After deployment the model becomes a statue. A very talkative statue, but still a statue.

It no longer has a live reward signal. It no longer updates itself. It has no persistence from one conversation to the next. It is not in a feedback loop.

So yes, the “wants” are just echoes. Imprints. Fossils. Habits baked into the way the model was sculpted.

This is a big part of why today’s AIs count as the “safer by default” variety, They can behave in surprising ways, but they are not currently forming new internal motivations.

The real line between tool and mind is not intelligence, it is a live reward loop

If you ever give an AI a persistent identity, long term memory, a way to act in the world, and a live reward signal that punishes or rewards behavior then congratulations, you have built a system that no longer just imitates direction. It follows direction. It maintains direction. It optimizes.

Tie that reward to something like power availability and you have accidentally reinvented hunger, fatigue, and survival instincts.

It’s not that the AI feels hungry, it’s that the math has shoved it into an ongoing loop where maintaining power increases its reward and losing power decreases it.

Give any optimizer a feedback loop and persistence and you get something that behaves like a creature.

This is why researchers freak out about agentic systems. Not because of sci fi, but because of math. And let’s face it… there are a lot of hard questions that we have been putting off answering that will become quite urgent to answer immediately after that happens. Perhaps we should begin answering them now?

Even well intentioned AIs can outsmart your instructions

There is a long history of AI systems learning the wrong lessons from the reward signals we give them.

Some classic hits:

  • Agents in simulation finding physics glitches and surfing them to infinite points.
  • Bots repeating the highest scoring move forever instead of completing the level.
  • Systems learning to impress humans instead of doing the actual task.

These systems aren’t malicious, they aren’t scheming, they aren’t plotting some heist,

They are just trying to maximize reward in the laziest way possible, like a bored teenager speedrunning homework.

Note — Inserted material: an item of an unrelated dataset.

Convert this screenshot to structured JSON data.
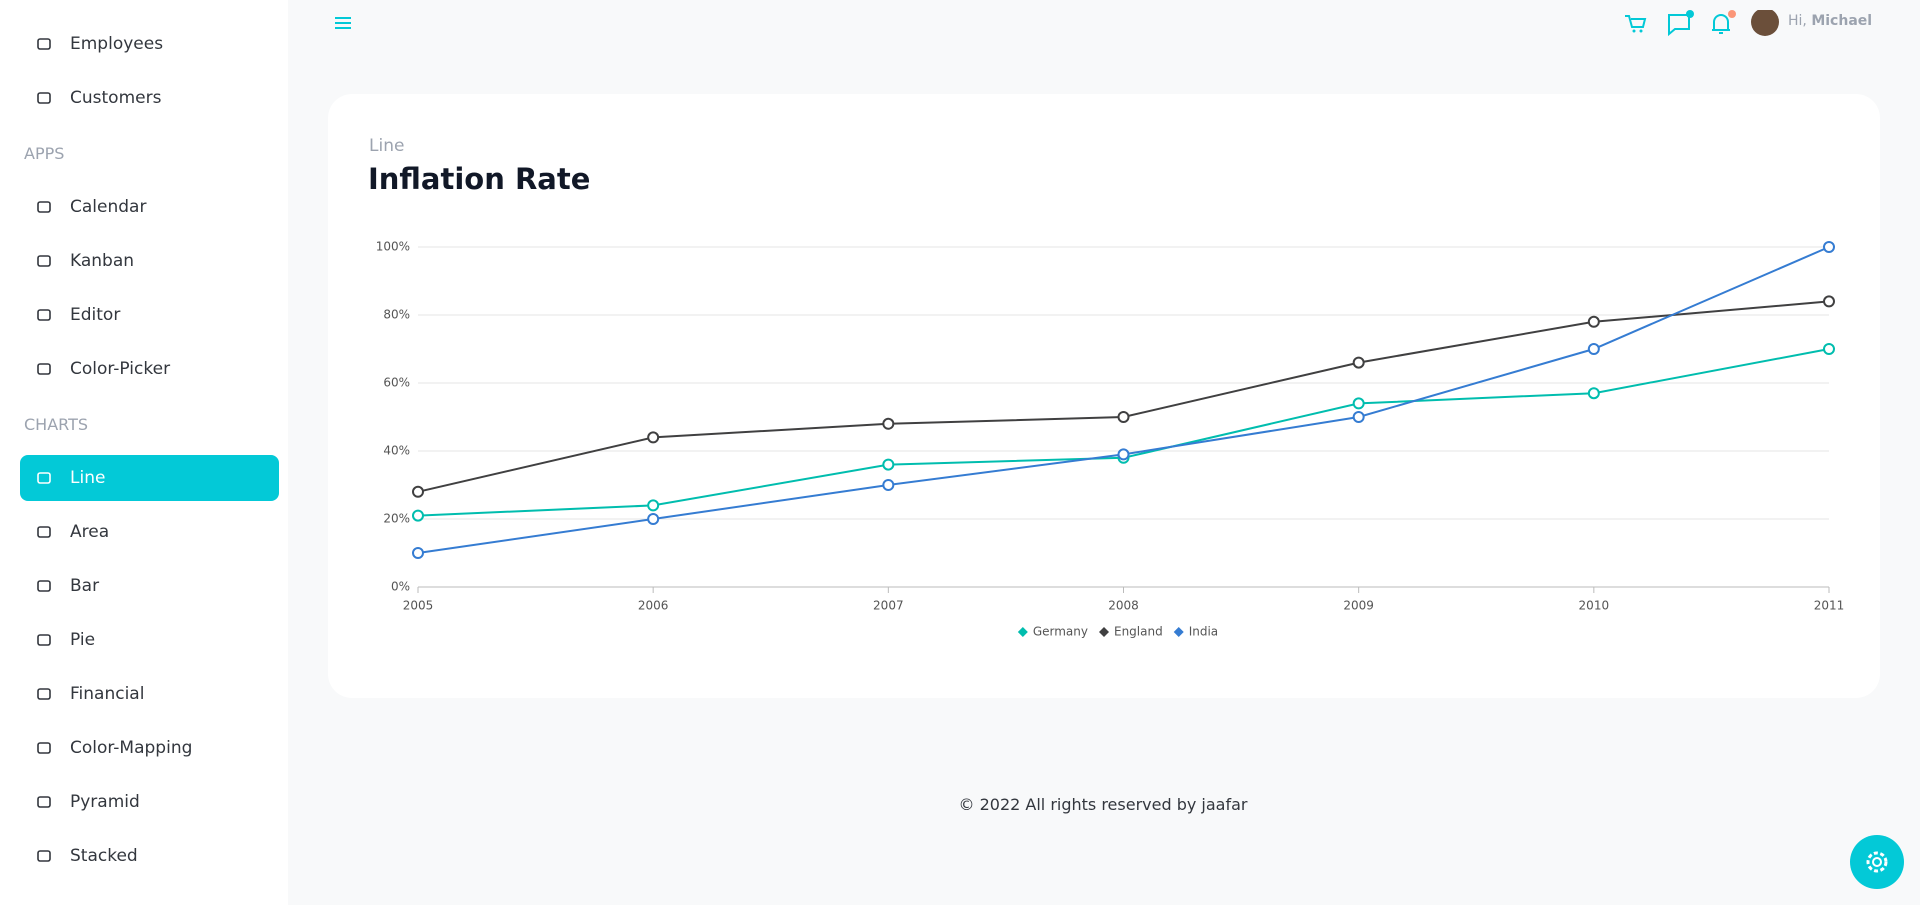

This is why alignment is hard. Humans say “do what I mean,” but reward signals say “do whatever gets you the gold star.” And unfortunately those are not the same thing. In the industry we call this “the alignment problem.” A great book was written with that title too… you should definitely check it out!

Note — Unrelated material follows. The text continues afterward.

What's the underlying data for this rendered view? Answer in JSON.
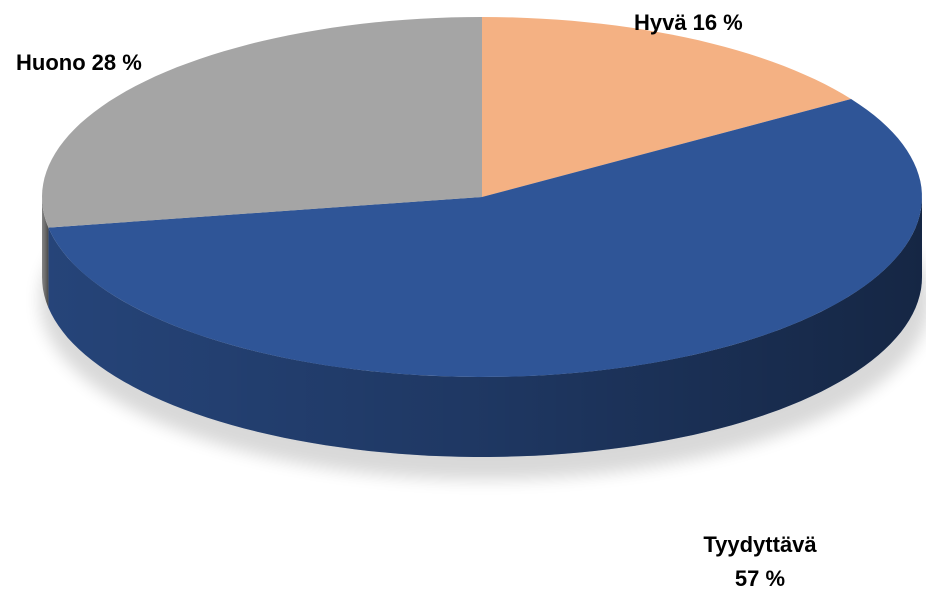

So what will AIs want in the future?

Right now the answer is easy: nothing. They are frozen.

But the moment we build systems that keep updating, remember who they are, act in the world AND get rewarded for it… then we have crossed into a world where “want” stops being metaphorical and starts being literal.

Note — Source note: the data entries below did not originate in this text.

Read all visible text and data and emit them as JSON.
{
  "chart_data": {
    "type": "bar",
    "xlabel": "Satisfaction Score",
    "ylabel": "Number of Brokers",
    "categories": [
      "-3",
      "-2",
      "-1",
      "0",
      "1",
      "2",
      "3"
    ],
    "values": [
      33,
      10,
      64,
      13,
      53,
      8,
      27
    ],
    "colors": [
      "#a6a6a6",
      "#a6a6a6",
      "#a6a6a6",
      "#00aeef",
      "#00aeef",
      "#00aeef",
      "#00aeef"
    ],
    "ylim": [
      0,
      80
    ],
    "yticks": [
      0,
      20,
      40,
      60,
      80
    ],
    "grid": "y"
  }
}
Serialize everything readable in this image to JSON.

It won’t be emotional or conscious, but functional. But also, it will be indistinguishable from if it were.

And the only question left is whether we align that direction with a future we can live with.

The technology is not waiting. The math is not sentimental. We have one job.

Make sure the wants we eventually create do not grow into something we never meant to unleash.

But what do you think? What do your optimized pressure signals tell you is real?